The silver lining – as 2008 crisis has shown, frequent flyer programs tend to become more lucrative after major economic downturns, as businesses try to win back customer cash. I don’t see this time being any different. Once the lockdown eases up on the travel industry, we can expect better bonuses and perks to shake away sluggish demand and win back our loyalty. That period of time, just after the crisis and the economy rebounding, we may enter a phase where the airlines and hotel chains will actually have to work towards customer satisfaction. In the meantime, some may switch their short term strategy to earning cash-back on their spends, while some will continue to play the long game with their account balances. Regardless of the strategy you adopt, I don’t think its time to panic and liquidate miles and points on merchandise.
Title Image: Photo by Tina Bosse on Unsplash
I used up my Frontier points, expiring in April, for magazines. I was thinking of subscribing to the Wall Street Journal. There were three options in terms of number of issues. The next day, all three options were gone, so I chose magazines. I left some points in the account to see if any better choices show up in the next few days. Spirit emailed me to say they are extending the expiration date until fall. I do not have enough points on these budget airlines to travel anywhere. Otherwise, I would redeem points for something domestic in the fall and hope all of this had ended.

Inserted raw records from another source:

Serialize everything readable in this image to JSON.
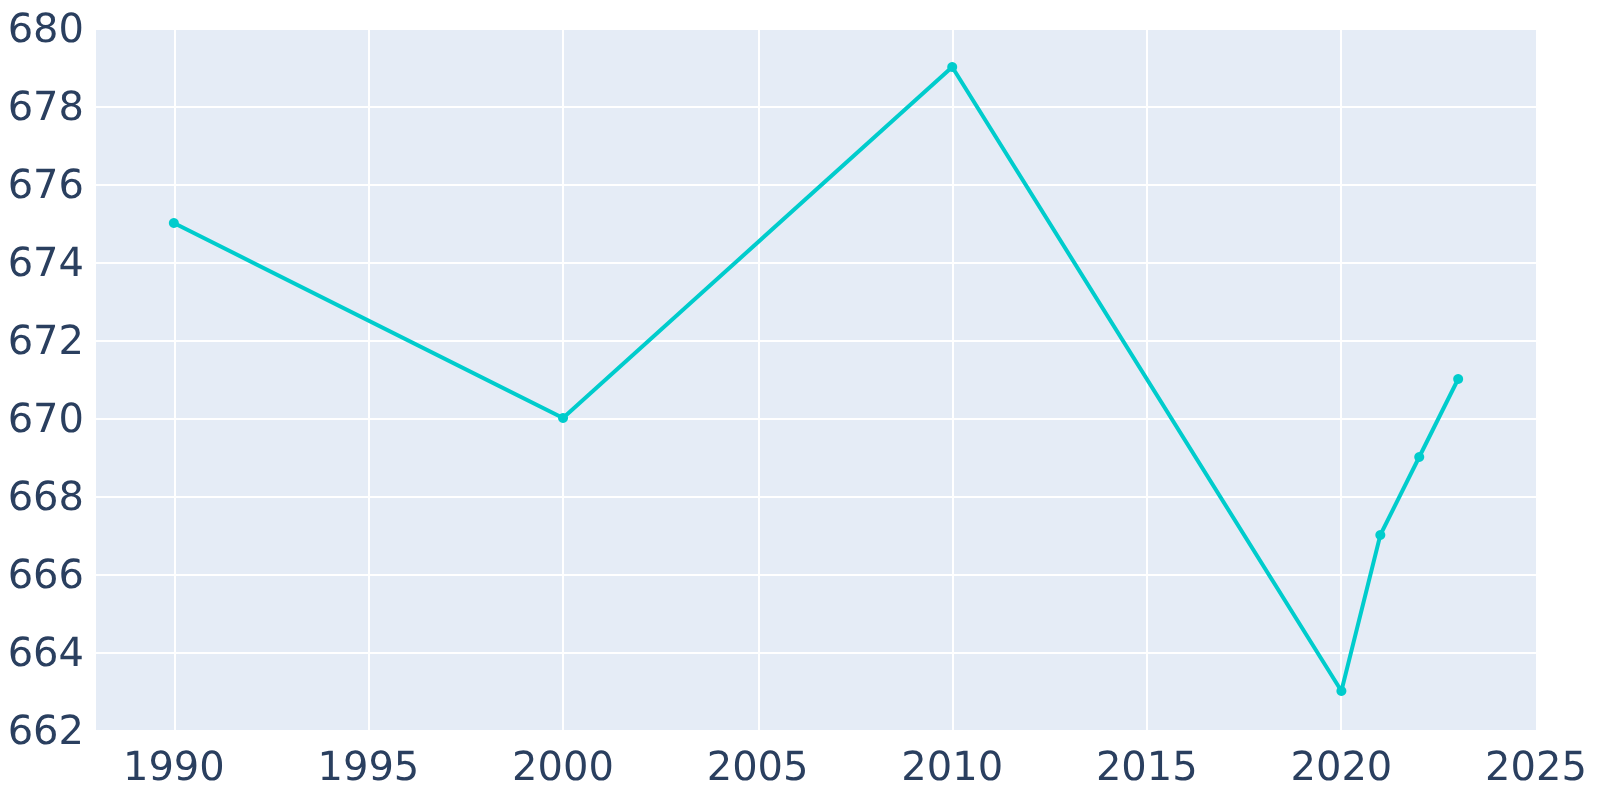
{
  "chart_data": {
    "type": "line",
    "x": [
      1990,
      2000,
      2010,
      2020,
      2021,
      2022,
      2023
    ],
    "series": [
      {
        "color": "#00cccc",
        "values": [
          675,
          670,
          679,
          663,
          667,
          669,
          671
        ]
      }
    ],
    "xlim": [
      1988,
      2025
    ],
    "ylim": [
      662,
      680
    ],
    "xticks": [
      1990,
      1995,
      2000,
      2005,
      2010,
      2015,
      2020,
      2025
    ],
    "yticks": [
      662,
      664,
      666,
      668,
      670,
      672,
      674,
      676,
      678,
      680
    ],
    "grid": true,
    "marker": "circle",
    "line_style": "solid"
  }
}
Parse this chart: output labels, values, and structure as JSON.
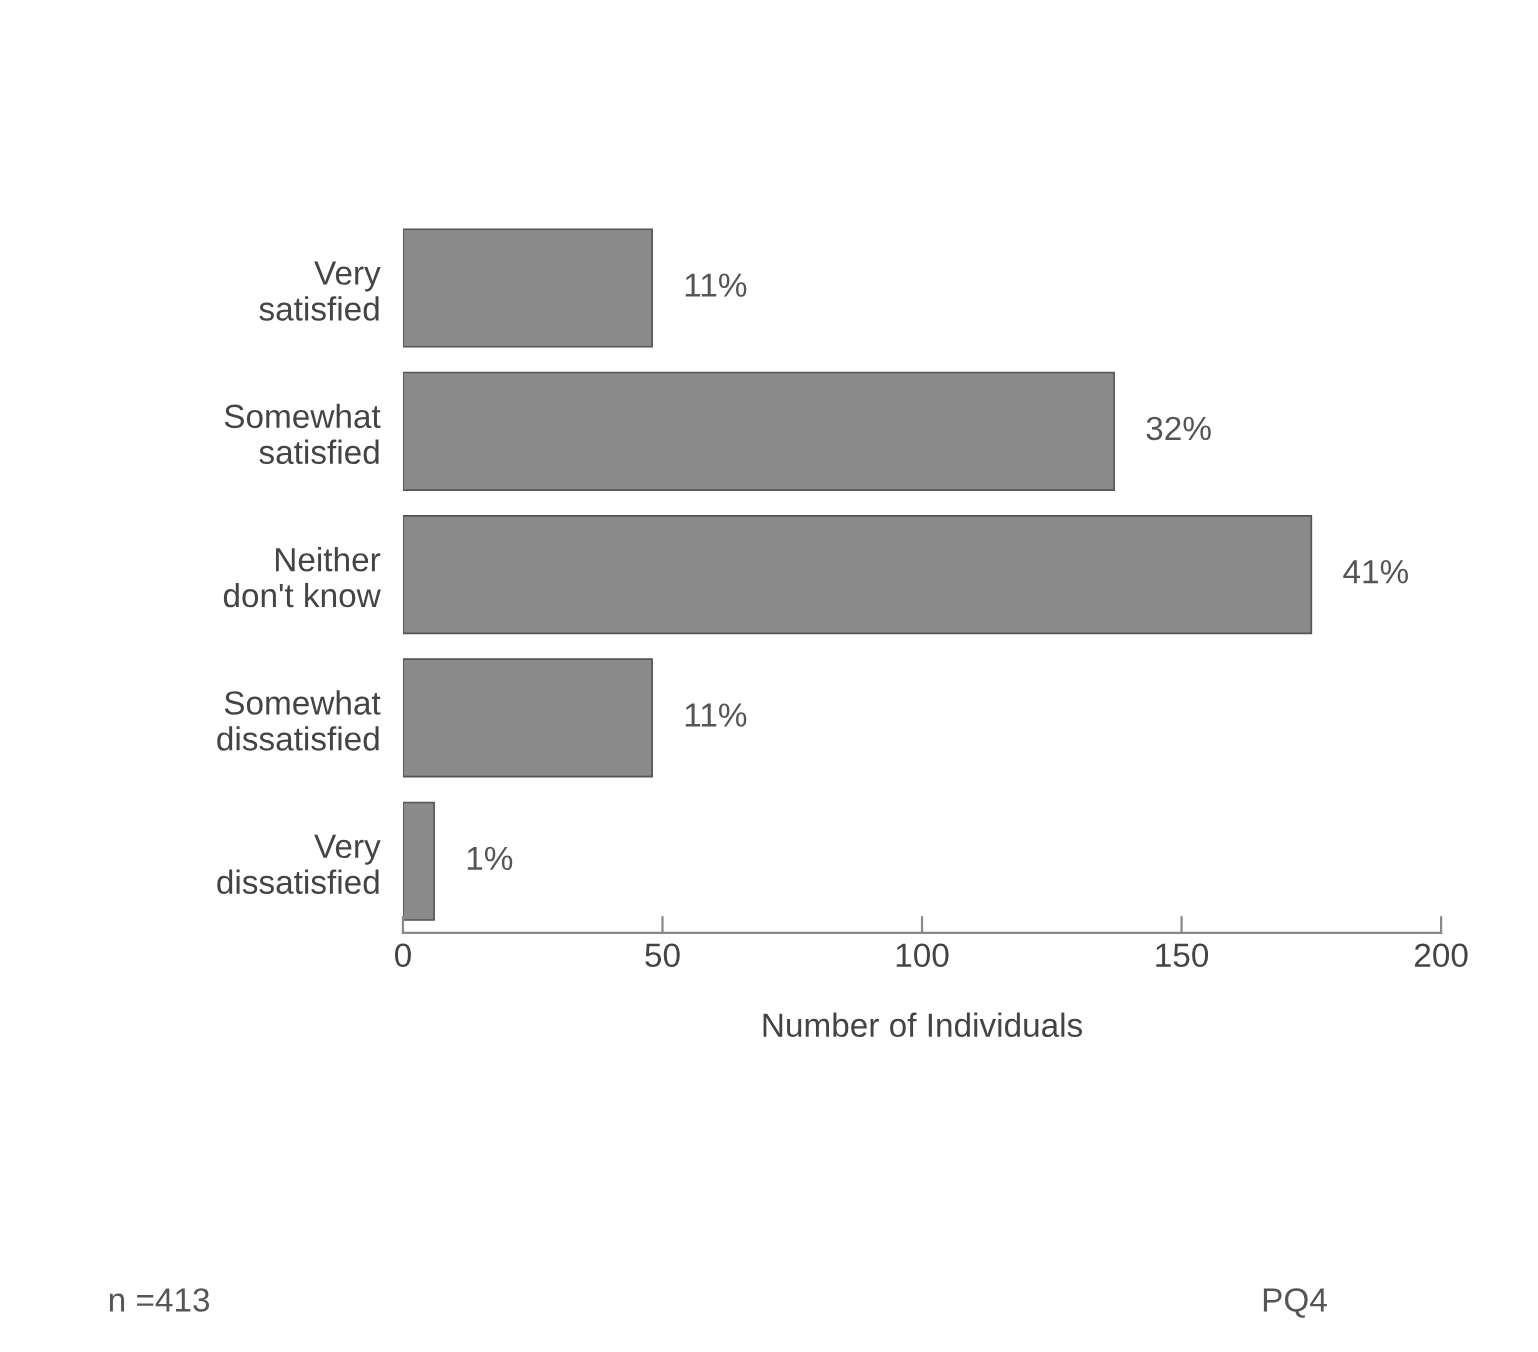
{
  "chart_data": {
    "type": "bar",
    "orientation": "horizontal",
    "xlabel": "Number of Individuals",
    "categories": [
      "Very\nsatisfied",
      "Somewhat\nsatisfied",
      "Neither\ndon't know",
      "Somewhat\ndissatisfied",
      "Very\ndissatisfied"
    ],
    "values": [
      48,
      137,
      175,
      48,
      6
    ],
    "color": "#8a8a8a",
    "xlim": [
      0,
      200
    ],
    "xticks": [
      0,
      50,
      100,
      150,
      200
    ],
    "grid": false,
    "annotations": [
      {
        "text": "11%",
        "x": 48,
        "y": "Very\nsatisfied"
      },
      {
        "text": "32%",
        "x": 137,
        "y": "Somewhat\nsatisfied"
      },
      {
        "text": "41%",
        "x": 175,
        "y": "Neither\ndon't know"
      },
      {
        "text": "11%",
        "x": 48,
        "y": "Somewhat\ndissatisfied"
      },
      {
        "text": "1%",
        "x": 6,
        "y": "Very\ndissatisfied"
      },
      "n =413",
      "PQ4"
    ]
  }
}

Yeah, I am seeing several airlines suspend their gift card options and other liquidation avenues in hopes to keep their cash intact. Sad times. With $58B allocated to airline industry in US, I am hoping that the airlines like Frontier and Spirit would survive this as well – https://travelupdate.com/us-airlines-60-billion-dollar-bailout-coronavirus-covid19-bill/
I don’t think liquidation is just for those who are “cash strapped”. It could also be for those with millions of points (or dollars). However i still wouldn’t redeem for prepaid cards or merch. Why not instead invest in the market while its low with tax free dollars? It can even go against further tax liabilities in a sheltered account. You can’t get compound intrest on a first class flight
I did put a toe in an S&P index fund Monday (in IRA and Roth IRA) after having gone almost all cash a while back. I got out today, with nice 18% gain, but also the knowledge that I can’t stomach it yet long term (or even over the weekend). Maybe when I was younger, but not so much at 65 and retired.
Absolutely! If you can move cash from points and miles into the stock market for quick gains, that would be a good investment. My post was addressing people who are liquidating in poor value, with fear that companies would go under.
I debated and did did do some cashing in,
1) I had Wyndham points nearing four year expiration, and a lot more may be in the same situation soon. I got enough Lowes cards ($150) to put any expiration off until October,. I’ll use 10,000 more to convert to Caesars Total Rewards credits later in the year (alreadiydid 20,000 earlier in the year).
2) I HAD in excess of 1.2 million Radisson points, I converted about a quarter to $500 in Visa prepaid cards, I just have so many, as well as points in other hotel programs.,
No further plans, except the Total Rewards (which I always think is a good idea).
Thanks for sharing Carl! I like your hybrid approach to using some for cash and some for aspirational travel. As long as the strategies are not based on fear for industry collapse, I think this hybrid approach is pretty decent for folks that have a huge cache to draw from. Cheers!